En 1992, Warkentin émet l’hypothèse d’un trouble de l’hémostase associé à ce lien RA-angiodysplasie : le syndrome de Willebrand acquis. Il confirme son hypothèse dans les années 2000 en montrant la normalisation du facteur de VWF après remplacement valvulaire.
Physiopathologie
Pour bien comprendre le syndrome de Heyde, il est important de revenir sur le facteur Von Willebrand et sur les conséquences d’un rétrécissement aortique.
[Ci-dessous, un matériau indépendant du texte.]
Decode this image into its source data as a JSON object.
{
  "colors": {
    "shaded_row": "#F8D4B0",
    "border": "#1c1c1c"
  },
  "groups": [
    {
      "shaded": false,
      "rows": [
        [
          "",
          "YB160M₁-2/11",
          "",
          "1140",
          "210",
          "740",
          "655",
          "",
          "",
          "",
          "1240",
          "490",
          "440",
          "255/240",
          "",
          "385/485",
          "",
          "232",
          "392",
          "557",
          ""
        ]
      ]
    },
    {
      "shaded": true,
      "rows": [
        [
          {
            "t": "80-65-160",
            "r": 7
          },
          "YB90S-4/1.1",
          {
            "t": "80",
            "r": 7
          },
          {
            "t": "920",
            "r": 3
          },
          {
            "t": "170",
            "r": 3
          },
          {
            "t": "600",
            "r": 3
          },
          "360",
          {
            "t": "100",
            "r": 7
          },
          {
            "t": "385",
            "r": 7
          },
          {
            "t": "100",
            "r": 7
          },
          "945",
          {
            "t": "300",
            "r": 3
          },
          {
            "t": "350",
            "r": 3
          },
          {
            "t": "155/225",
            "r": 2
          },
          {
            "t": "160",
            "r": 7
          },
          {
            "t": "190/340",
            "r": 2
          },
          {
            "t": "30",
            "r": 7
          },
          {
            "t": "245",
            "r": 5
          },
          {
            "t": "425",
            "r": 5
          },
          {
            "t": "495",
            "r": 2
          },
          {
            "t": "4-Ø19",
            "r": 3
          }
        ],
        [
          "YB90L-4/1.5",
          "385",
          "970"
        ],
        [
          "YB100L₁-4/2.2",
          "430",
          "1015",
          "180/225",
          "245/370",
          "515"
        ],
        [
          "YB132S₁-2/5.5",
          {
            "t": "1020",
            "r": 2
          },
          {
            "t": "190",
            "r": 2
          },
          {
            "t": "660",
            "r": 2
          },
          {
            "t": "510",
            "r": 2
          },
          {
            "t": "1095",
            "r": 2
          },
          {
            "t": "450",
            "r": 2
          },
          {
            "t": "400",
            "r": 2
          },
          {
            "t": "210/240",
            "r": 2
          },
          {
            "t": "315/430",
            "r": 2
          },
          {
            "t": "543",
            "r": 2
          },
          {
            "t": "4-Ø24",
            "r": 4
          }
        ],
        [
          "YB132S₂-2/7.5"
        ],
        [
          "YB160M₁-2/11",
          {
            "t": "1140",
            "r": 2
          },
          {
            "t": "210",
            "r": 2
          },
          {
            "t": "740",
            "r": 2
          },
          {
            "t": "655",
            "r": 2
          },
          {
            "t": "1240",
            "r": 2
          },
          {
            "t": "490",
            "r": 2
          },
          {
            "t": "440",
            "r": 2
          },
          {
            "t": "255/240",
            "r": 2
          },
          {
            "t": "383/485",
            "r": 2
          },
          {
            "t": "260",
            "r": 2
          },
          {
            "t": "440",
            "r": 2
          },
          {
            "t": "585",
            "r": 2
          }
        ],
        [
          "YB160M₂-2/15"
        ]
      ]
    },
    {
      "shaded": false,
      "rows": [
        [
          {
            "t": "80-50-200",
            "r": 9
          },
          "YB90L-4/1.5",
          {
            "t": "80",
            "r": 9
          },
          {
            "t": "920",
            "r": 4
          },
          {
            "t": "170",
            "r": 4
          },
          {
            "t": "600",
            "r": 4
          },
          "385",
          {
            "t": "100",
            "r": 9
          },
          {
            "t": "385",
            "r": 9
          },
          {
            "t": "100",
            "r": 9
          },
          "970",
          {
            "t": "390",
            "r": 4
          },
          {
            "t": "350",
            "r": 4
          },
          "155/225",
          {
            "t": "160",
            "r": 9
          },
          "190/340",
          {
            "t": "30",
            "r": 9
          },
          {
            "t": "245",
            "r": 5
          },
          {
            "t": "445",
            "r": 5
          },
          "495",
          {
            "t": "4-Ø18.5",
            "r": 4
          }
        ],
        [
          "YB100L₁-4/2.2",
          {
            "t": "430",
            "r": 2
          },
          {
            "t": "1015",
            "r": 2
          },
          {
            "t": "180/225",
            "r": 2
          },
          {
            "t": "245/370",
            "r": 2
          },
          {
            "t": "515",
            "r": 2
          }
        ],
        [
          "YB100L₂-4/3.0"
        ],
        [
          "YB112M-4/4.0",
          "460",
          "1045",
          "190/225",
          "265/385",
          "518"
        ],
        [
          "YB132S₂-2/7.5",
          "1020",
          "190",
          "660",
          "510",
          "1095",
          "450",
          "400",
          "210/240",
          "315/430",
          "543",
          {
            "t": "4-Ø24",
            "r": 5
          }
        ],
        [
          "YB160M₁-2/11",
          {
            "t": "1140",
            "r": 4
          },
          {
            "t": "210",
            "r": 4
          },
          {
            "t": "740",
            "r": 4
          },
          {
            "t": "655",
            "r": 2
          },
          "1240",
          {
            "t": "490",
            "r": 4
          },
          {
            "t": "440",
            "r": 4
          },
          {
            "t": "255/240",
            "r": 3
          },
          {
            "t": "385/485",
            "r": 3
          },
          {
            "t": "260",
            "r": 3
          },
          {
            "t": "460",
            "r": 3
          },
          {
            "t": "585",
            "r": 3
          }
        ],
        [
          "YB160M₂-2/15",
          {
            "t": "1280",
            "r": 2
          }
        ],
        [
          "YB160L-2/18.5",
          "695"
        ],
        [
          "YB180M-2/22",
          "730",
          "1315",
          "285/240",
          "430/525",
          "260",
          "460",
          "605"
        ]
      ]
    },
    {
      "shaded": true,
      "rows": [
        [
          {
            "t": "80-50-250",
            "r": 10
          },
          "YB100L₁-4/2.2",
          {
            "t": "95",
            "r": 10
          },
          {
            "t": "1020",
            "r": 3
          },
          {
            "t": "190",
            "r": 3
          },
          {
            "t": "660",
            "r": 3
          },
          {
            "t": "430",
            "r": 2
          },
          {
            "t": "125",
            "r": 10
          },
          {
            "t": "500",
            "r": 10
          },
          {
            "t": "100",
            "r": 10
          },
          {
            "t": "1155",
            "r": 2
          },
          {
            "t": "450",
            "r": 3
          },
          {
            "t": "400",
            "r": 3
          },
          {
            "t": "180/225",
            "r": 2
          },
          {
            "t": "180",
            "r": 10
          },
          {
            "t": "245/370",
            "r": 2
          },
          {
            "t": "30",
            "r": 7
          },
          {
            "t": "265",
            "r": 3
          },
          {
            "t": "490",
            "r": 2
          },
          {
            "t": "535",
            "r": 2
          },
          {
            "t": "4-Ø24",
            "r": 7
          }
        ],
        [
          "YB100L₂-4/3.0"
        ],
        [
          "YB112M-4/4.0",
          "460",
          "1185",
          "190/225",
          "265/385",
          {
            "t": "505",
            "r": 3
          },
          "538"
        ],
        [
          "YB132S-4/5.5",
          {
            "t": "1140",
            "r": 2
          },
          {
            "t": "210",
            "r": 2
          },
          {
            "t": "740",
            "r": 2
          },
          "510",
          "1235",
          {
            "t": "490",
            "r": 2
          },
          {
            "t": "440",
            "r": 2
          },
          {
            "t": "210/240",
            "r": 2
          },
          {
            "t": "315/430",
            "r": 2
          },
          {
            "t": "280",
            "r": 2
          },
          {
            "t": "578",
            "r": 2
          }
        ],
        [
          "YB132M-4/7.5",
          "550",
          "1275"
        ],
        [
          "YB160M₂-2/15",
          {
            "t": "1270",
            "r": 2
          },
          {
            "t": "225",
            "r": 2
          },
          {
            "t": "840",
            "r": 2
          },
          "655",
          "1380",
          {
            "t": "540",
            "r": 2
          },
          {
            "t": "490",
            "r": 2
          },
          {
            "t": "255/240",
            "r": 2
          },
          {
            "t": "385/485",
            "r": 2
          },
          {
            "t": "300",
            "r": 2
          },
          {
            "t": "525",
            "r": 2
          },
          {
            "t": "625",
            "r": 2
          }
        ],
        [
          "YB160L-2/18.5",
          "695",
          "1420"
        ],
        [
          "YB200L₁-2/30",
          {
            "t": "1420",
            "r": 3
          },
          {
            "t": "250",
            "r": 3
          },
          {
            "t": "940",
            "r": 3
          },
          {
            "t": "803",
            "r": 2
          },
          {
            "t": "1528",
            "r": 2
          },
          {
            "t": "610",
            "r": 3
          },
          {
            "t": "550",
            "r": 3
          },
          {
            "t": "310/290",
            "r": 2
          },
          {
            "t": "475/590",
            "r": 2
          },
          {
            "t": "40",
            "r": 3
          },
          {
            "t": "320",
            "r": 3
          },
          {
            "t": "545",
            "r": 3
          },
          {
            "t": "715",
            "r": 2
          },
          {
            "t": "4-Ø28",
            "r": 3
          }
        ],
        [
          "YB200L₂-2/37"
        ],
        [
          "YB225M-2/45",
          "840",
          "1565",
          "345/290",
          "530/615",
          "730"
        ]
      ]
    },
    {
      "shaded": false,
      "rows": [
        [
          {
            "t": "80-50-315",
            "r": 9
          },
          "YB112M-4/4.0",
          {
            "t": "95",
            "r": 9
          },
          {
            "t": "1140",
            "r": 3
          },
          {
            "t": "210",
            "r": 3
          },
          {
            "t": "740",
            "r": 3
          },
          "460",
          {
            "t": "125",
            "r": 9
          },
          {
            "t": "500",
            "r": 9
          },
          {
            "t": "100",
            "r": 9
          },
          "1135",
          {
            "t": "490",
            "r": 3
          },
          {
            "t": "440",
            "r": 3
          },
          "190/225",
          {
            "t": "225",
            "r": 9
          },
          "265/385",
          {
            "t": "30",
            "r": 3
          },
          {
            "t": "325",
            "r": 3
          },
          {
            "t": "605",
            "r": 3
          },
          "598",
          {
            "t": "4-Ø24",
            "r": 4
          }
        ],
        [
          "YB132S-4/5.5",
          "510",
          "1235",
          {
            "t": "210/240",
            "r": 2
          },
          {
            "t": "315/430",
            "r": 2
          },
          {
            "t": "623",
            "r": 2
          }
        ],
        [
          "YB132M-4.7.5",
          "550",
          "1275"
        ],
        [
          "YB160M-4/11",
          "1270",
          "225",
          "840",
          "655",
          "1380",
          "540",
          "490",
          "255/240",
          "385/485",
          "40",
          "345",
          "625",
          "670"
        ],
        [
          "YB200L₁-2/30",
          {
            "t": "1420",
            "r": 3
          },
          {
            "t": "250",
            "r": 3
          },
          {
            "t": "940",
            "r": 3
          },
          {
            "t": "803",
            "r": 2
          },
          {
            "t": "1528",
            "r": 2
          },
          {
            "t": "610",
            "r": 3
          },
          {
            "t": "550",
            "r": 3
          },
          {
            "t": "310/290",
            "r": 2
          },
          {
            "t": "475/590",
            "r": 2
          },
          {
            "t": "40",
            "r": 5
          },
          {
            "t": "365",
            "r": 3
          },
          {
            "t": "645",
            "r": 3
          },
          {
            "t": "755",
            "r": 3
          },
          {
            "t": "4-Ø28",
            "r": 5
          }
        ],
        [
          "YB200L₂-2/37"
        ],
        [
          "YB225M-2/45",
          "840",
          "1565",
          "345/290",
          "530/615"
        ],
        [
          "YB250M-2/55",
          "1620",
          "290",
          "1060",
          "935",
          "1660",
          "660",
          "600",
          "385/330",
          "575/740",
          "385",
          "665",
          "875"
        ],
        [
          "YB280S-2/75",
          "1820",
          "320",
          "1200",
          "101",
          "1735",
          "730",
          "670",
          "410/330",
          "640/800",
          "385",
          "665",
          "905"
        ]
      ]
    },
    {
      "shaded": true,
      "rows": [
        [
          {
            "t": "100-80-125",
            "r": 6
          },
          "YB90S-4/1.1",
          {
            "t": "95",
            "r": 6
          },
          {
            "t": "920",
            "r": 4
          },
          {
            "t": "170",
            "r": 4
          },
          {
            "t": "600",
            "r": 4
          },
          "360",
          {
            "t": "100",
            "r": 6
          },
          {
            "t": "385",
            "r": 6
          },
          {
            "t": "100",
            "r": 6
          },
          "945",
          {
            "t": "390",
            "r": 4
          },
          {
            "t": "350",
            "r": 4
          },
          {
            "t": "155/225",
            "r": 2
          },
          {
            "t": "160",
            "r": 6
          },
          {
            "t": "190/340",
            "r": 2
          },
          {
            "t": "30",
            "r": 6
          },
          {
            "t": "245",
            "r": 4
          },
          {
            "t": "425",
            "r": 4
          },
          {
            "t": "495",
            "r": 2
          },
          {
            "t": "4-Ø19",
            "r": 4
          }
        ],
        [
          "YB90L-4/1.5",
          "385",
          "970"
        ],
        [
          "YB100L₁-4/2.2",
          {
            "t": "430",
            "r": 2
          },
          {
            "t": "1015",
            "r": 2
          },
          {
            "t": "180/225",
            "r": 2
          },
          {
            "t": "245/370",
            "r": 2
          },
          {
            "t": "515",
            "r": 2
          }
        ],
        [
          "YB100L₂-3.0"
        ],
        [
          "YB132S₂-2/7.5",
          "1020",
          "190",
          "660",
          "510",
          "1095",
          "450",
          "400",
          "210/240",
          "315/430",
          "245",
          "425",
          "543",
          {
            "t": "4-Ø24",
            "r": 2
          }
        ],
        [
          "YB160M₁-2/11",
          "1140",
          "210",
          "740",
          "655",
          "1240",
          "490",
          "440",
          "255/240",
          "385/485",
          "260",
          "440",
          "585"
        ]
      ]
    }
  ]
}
Le Facteur Von Willebrand (VWF) est une glycoprotéine multimérique synthétisée dans les cellules endothéliales et mégacaryocytes qui intervient dans l’hémostase primaire. Il permet l’adhésion des plaquettes entre elles et au collagène. Il intervient aussi dans la coagulation en transportant et stabilisant le Facteur VIII. La taille des multimères du VWF est régulée par une métalloprotéase (ADAMTS13) qui clive les grands polymères en plus petits. Des anomalies qualitatives ou quantitatives du VWF génèrent des hémorragies : c’est la Maladie de Willebrand.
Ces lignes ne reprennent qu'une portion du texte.